A Reality Check On Inversions
September 22, 2014
(Stephen Adkins is a research fellow at the Taxpayers Protection Alliance.) In July President Obama noted that, “I don’t care if it’s legal, it’s wrong. It sticks you for the tab to make up for what they’re stashing offshore.” This was said to a crowd of supporters at a Los Angeles area technical college. After defending the record of his administration, emphasizing the challenges posed by the financial crisis and subsequent Great Recession, Obama then turned his attention to the growing phenomenon of tax inversion (American businesses engaging in cross-border mergers in order to escape heavy corporate tax rates here at home). In a July 24th speech Obama declared that, “stopping companies from renouncing their citizenship just to get out of paying their fair share of taxes is something that cannot wait.”
While being careful to refer to this practice as “tax avoidance” (not to be confused with its illegal cousin “tax evasion”), Obama railed against so-called “corporate deserters,” whining that American businesses require a renewed “economic patriotism.” In other words, American businesses’ primary responsibility is not, as one might think, to maximize shareholder value, but instead to stay put and let the Internal Revenue Service bleed them dry.

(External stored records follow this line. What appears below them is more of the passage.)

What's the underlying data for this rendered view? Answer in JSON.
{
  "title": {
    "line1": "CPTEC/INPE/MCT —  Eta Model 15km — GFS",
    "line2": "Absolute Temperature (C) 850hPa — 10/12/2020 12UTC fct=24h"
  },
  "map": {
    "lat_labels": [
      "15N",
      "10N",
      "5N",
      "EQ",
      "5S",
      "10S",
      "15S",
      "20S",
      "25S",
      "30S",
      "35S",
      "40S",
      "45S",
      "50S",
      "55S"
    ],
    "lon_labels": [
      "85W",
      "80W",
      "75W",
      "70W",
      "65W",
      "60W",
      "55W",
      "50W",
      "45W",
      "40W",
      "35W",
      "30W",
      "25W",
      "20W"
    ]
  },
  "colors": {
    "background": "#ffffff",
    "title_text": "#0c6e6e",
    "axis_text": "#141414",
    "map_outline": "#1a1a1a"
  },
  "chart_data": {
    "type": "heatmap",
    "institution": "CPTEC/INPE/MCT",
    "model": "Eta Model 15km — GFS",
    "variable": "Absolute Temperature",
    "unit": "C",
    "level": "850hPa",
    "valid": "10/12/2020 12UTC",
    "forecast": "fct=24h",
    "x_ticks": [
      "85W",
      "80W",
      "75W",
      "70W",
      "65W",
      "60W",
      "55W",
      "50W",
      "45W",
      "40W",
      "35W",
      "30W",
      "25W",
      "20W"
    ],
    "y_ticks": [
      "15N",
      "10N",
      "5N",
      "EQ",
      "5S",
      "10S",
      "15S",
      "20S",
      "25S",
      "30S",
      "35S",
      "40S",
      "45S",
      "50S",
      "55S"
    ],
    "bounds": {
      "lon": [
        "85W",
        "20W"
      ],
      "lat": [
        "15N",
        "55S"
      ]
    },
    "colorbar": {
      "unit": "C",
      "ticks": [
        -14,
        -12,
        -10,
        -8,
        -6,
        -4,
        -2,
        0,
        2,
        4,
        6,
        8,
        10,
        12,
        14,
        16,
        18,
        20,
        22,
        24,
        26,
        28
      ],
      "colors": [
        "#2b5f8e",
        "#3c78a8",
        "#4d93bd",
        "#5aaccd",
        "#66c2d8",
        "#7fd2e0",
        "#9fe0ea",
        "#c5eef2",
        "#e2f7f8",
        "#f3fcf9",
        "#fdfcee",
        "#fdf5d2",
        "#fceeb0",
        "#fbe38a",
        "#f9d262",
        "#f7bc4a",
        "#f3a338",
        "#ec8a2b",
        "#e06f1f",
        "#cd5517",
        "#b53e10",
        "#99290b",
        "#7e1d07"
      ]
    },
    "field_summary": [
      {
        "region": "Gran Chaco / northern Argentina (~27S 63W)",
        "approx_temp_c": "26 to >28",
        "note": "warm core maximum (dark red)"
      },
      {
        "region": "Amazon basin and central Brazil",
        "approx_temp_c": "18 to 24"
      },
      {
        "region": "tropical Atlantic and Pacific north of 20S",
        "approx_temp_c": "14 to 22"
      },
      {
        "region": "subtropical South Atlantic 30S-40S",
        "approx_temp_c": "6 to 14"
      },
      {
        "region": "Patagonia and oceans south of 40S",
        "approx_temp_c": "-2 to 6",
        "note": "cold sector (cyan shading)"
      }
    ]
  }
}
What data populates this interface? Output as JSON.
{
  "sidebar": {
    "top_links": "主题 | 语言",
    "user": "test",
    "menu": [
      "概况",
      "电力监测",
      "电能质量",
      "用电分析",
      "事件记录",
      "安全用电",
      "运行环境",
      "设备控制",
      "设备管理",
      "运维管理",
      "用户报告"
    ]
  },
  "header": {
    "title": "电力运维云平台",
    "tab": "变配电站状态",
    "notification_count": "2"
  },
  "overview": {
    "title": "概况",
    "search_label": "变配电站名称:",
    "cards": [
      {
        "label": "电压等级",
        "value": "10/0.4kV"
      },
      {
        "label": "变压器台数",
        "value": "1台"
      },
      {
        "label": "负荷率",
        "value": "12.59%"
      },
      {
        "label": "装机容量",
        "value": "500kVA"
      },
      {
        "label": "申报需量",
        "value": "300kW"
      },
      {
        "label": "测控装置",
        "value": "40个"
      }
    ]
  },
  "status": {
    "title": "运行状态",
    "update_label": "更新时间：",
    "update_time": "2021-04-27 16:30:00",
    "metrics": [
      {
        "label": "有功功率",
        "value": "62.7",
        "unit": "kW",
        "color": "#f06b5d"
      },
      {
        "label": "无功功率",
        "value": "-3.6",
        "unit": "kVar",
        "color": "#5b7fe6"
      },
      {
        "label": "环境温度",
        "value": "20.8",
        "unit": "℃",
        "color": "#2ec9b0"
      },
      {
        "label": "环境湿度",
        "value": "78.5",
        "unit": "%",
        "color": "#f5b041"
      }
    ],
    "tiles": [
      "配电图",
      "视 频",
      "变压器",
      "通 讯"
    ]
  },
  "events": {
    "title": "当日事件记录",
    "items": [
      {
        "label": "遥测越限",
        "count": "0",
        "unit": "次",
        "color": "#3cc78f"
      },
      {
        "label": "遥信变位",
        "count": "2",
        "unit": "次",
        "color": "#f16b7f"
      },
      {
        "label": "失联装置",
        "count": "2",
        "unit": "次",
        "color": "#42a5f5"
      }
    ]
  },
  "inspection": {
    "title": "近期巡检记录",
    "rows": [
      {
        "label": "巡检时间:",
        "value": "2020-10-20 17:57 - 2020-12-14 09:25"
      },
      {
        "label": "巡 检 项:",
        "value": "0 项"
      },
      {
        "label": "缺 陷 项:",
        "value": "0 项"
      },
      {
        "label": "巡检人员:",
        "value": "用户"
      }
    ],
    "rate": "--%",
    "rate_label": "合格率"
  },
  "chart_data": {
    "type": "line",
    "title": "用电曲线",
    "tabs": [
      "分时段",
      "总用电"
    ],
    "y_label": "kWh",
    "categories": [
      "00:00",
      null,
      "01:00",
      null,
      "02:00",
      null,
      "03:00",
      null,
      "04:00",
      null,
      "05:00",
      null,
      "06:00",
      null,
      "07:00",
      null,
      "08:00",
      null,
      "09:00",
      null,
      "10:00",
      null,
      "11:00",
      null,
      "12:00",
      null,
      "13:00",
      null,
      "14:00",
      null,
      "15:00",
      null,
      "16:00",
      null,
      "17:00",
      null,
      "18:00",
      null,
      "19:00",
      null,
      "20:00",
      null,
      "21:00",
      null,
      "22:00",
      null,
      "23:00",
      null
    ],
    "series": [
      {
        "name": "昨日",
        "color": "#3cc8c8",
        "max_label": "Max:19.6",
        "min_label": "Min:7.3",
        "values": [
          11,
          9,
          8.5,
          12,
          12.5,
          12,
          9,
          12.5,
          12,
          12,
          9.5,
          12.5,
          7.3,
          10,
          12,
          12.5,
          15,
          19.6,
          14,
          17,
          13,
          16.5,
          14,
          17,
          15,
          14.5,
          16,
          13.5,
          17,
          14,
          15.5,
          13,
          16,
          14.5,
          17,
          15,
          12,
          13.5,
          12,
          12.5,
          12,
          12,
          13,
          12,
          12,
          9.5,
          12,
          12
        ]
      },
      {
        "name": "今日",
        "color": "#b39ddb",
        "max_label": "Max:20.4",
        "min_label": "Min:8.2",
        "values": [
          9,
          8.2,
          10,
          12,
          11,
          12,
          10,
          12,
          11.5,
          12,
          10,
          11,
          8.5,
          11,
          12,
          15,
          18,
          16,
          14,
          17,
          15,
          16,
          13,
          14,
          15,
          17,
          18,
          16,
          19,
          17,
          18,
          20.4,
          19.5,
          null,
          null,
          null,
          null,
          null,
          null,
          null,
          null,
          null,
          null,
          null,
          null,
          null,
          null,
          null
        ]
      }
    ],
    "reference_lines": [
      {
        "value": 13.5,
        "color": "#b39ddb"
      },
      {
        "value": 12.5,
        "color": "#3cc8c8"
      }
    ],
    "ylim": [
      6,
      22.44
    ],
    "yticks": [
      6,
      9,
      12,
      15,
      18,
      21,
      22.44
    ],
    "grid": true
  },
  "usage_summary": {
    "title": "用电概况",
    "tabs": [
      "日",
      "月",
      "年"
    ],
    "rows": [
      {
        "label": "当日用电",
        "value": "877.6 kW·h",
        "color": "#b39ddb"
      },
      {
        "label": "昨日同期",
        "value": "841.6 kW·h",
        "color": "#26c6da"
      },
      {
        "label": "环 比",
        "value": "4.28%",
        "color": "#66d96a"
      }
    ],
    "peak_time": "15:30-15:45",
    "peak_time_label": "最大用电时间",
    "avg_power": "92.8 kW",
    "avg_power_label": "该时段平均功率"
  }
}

And that, is somehow patriotic.
If nothing else, Mr. Obama has impeccable timing. His diatribe came just weeks before Burger King shocked the business world by purchasing Canadian fast food giant Tim Hortons, and thereby proposing to move its headquarters to Canada. While the sale certainly has stockholders pleased, it is just the sort of thing the President was talking about – good American companies jumping ship just when they’re needed most.
Of course, Burger King executives will be the first to insist that this purchase had nothing to do with corporate income taxes. In the words of Daniel Schwartz, Burger King’s CEO, ¨We don’t expect there to be meaningful tax savings. This transaction is not about tax rates, but about growth.” While we can take Mr. Schwartz at his word, the fact remains that Burger King has chosen to pursue growth outside Uncle Sam’s tax jurisdiction, like so many other US companies have recently done. This is probably not a coincidence.
Obama certainly has his doubts, but then again, maybe it’s time the President asks himself why so many companies are fleeing in the first place. After all, there would be no reason for businesses to use tax avoidance measures if there weren’t so many taxes to avoid. The President should focus on making the US a more attractive, competitive business environment, instead of driving productive companies away. History shows that lower tax rates actually increase the tax base, yielding higher revenues, but of course that requires a bit of patience, which the President seems to lack.
This kind of shortsighted thinking is nothing new. As the French economist Frederic Bastiat wrote in 1848,”The State is the great fiction, through which everybody endeavors to live at the expense of everybody else.” President Obama, in accusing a small number of profitable businesses of being the cause of our woes, is simply tapping into the age-old whopper fallacious reasoning whereby society as a whole becomes wealthier to the degree that the government can rob its most productive members. In other words, envy-baiting.
The obvious problem with this is that any extra revenue the government could possibly collect by outlawing tax inversion would be a drop in the bucket compared to the current $400 billion deficit (not to mention the $17.6 trillion debt). What President Obama calls “corporate defecting” is more commonly referred to as “the free flow of capital.” Attacking perfectly legal corporate restructuring as though it were criminal behavior would do immense damage to America’s already not-stellar reputation among the global business community.
An ironic side note, the President also criticized so-called “top-down” economics. This is supposed to mean an economic system that benefits the richest members of society more than everybody else, but his solution is to further empower the federal government to prevent this free flow of capital, so that more and more of it would run through the IRS and be distributed in the form of handouts and subsidies. A monolithic bureaucracy managing large percentages of an entire nation’s wealth is literally the most top-down system imaginable, short of totalitarian socialism.
Again, though, this is nothing new. Demagogues throughout history have always vilified the wealthy capitalist, while selflessly toiling for “labor” or “the proletariat.” Obama’s speechwriters have simply updated the language a bit: “labor” has become “hard workin’ folks”, while “the capitalist” has been modernized to “our companies,” since, apparently, being elected President means you own every business in the country.
Instead of further cannibalizing the US’s rapidly retreating business community, President Obama should drop the antagonistic stance and do his part to rebrand America as the land of opportunity it once was.